Дух реформы двигал теми, кто так неодолимо ощущал его влияние на многие поступки, по меньшей мере столь же отталкивающие для воображения, как обычаи, именуемые ими идолопоклонством и подвергаемые нападкам их собственных неуступчивых теорий. Первые протестанты изгнали столь многое из службы у алтаря, что Пуританину мало что оставалось разрушить, не впадая в риск вообще лишить ее привлекательности. Из-за странной подмены изощренности уничижением считалось фарисейством преклонять колена на виду у всех, дабы великую суть духовной молитвы не вытеснила более доступная формальность догмы.

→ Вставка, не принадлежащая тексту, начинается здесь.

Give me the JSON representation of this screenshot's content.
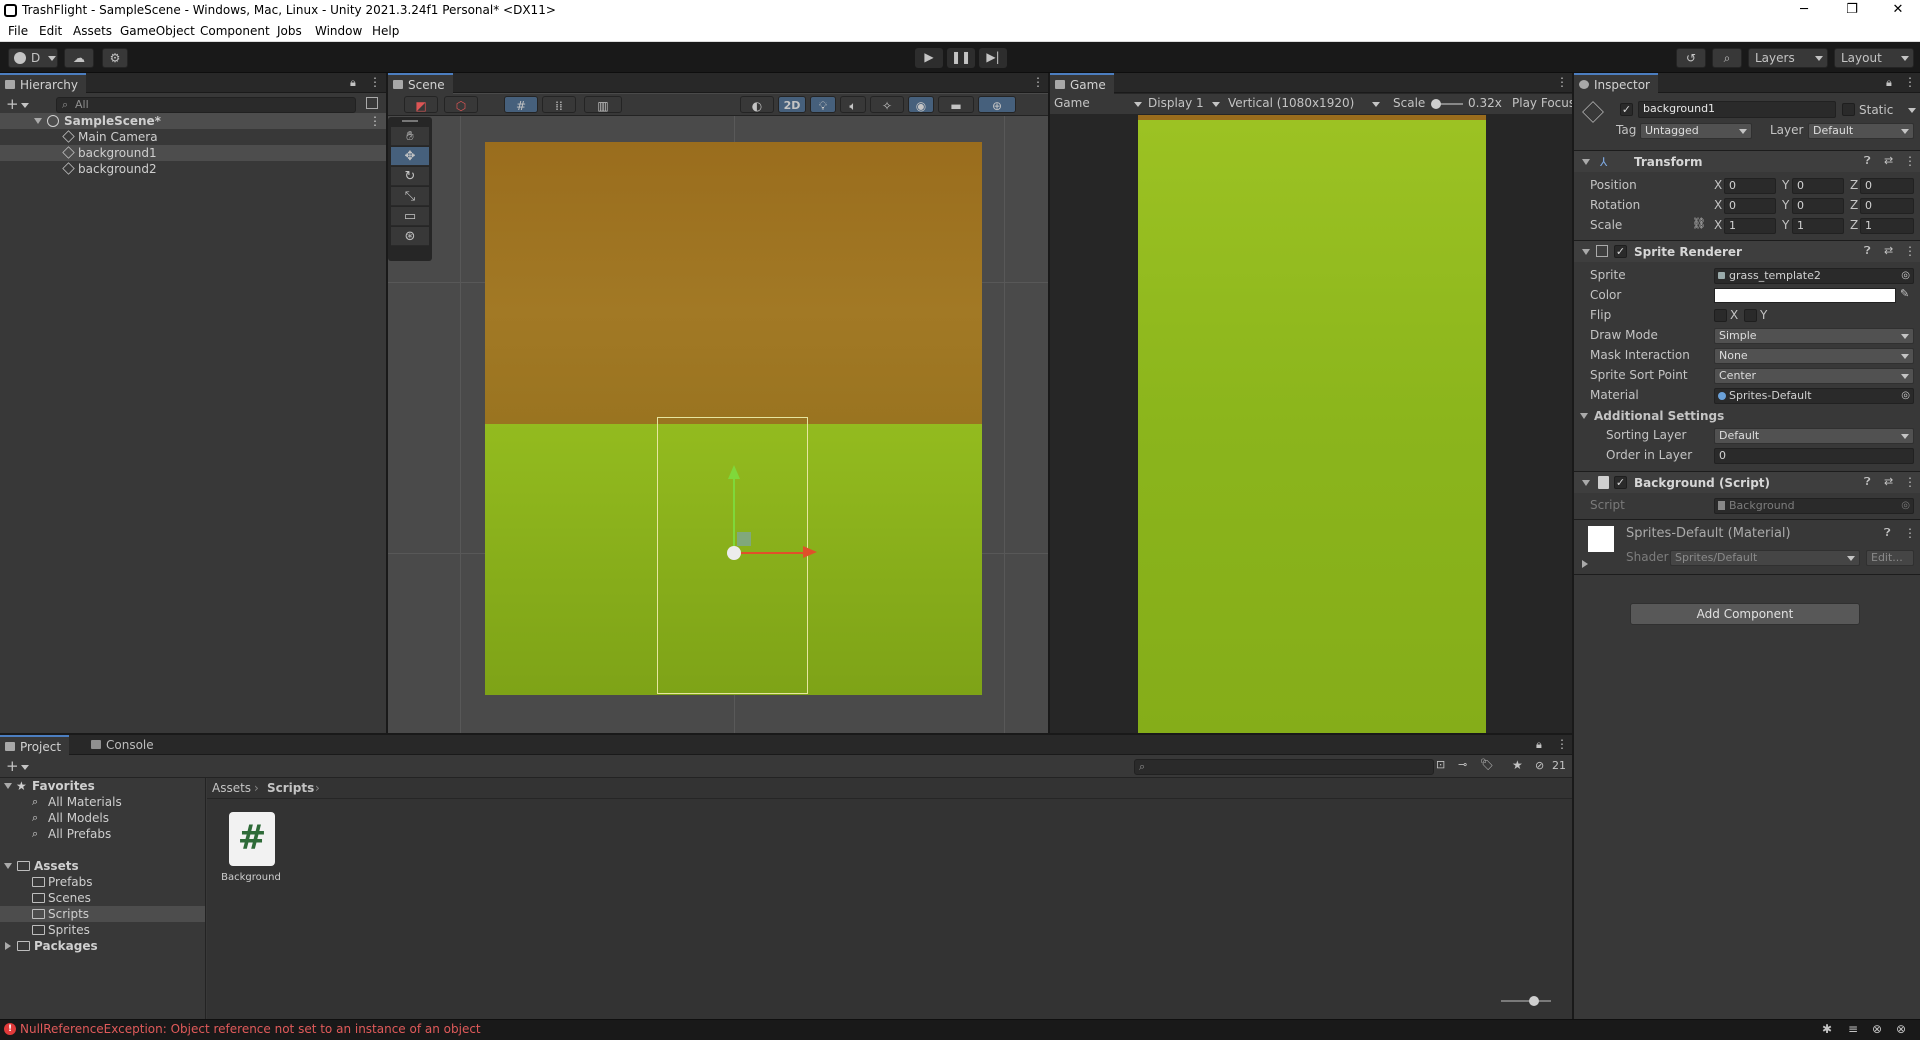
{
  "window": {
    "title": "TrashFlight - SampleScene - Windows, Mac, Linux - Unity 2021.3.24f1 Personal* <DX11>",
    "controls": [
      "─",
      "❐",
      "✕"
    ]
  },
  "menu": [
    "File",
    "Edit",
    "Assets",
    "GameObject",
    "Component",
    "Jobs",
    "Window",
    "Help"
  ],
  "toolbar": {
    "account_label": "D",
    "layers_label": "Layers",
    "layout_label": "Layout"
  },
  "hierarchy": {
    "tab": "Hierarchy",
    "search_placeholder": "All",
    "scene": "SampleScene*",
    "items": [
      "Main Camera",
      "background1",
      "background2"
    ]
  },
  "scene_view": {
    "tab": "Scene",
    "mode_2d": "2D"
  },
  "game_view": {
    "tab": "Game",
    "view_select": "Game",
    "display": "Display 1",
    "resolution": "Vertical (1080x1920)",
    "scale_label": "Scale",
    "scale_value": "0.32x",
    "play_focus": "Play Focus"
  },
  "inspector": {
    "tab": "Inspector",
    "object_name": "background1",
    "static_label": "Static",
    "tag_label": "Tag",
    "tag_value": "Untagged",
    "layer_label": "Layer",
    "layer_value": "Default",
    "transform": {
      "title": "Transform",
      "rows": [
        {
          "label": "Position",
          "x": "0",
          "y": "0",
          "z": "0"
        },
        {
          "label": "Rotation",
          "x": "0",
          "y": "0",
          "z": "0"
        },
        {
          "label": "Scale",
          "x": "1",
          "y": "1",
          "z": "1"
        }
      ],
      "axis": [
        "X",
        "Y",
        "Z"
      ]
    },
    "sprite_renderer": {
      "title": "Sprite Renderer",
      "sprite_label": "Sprite",
      "sprite_value": "grass_template2",
      "color_label": "Color",
      "color_value": "#ffffff",
      "flip_label": "Flip",
      "flip_x": "X",
      "flip_y": "Y",
      "draw_mode_label": "Draw Mode",
      "draw_mode_value": "Simple",
      "mask_label": "Mask Interaction",
      "mask_value": "None",
      "sort_point_label": "Sprite Sort Point",
      "sort_point_value": "Center",
      "material_label": "Material",
      "material_value": "Sprites-Default",
      "additional_label": "Additional Settings",
      "sorting_layer_label": "Sorting Layer",
      "sorting_layer_value": "Default",
      "order_label": "Order in Layer",
      "order_value": "0"
    },
    "background_script": {
      "title": "Background (Script)",
      "script_label": "Script",
      "script_value": "Background"
    },
    "material": {
      "title": "Sprites-Default (Material)",
      "shader_label": "Shader",
      "shader_value": "Sprites/Default",
      "edit_label": "Edit..."
    },
    "add_component": "Add Component"
  },
  "project": {
    "tabs": [
      "Project",
      "Console"
    ],
    "favorites_label": "Favorites",
    "favorites": [
      "All Materials",
      "All Models",
      "All Prefabs"
    ],
    "assets_label": "Assets",
    "asset_folders": [
      "Prefabs",
      "Scenes",
      "Scripts",
      "Sprites"
    ],
    "packages_label": "Packages",
    "breadcrumb": [
      "Assets",
      "Scripts"
    ],
    "hidden_count": "21",
    "files": [
      {
        "name": "Background",
        "glyph": "#"
      }
    ]
  },
  "status": {
    "error": "NullReferenceException: Object reference not set to an instance of an object"
  }
}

И в то время как жестокие требования и предписанное поведение нового рода соблюдались со всем усердием новообращенных, старая и даже естественная практика осуждалась — главным образом, мы полагаем, из-за той потребности обновления, которая представляется неизбежной частью всех планов совершенствования, успешны они или нет. Но хотя пуритане отказывались преклонять свои неподатливые конечности, если на них был обращен взгляд человека, даже вымаливая благодеяния, подобающие их собственным возвышенным представлениям, наедине позволялось принимать позу, допускавшую, как считалось, столь грубое злоупотребление, поскольку оно лишь подтверждало жизнеспособность религии, хотя на самом деле душа может быть спокойна лишь под зашитой простых нравственных требований.

вернуться

116

Перев. П. Мелковой.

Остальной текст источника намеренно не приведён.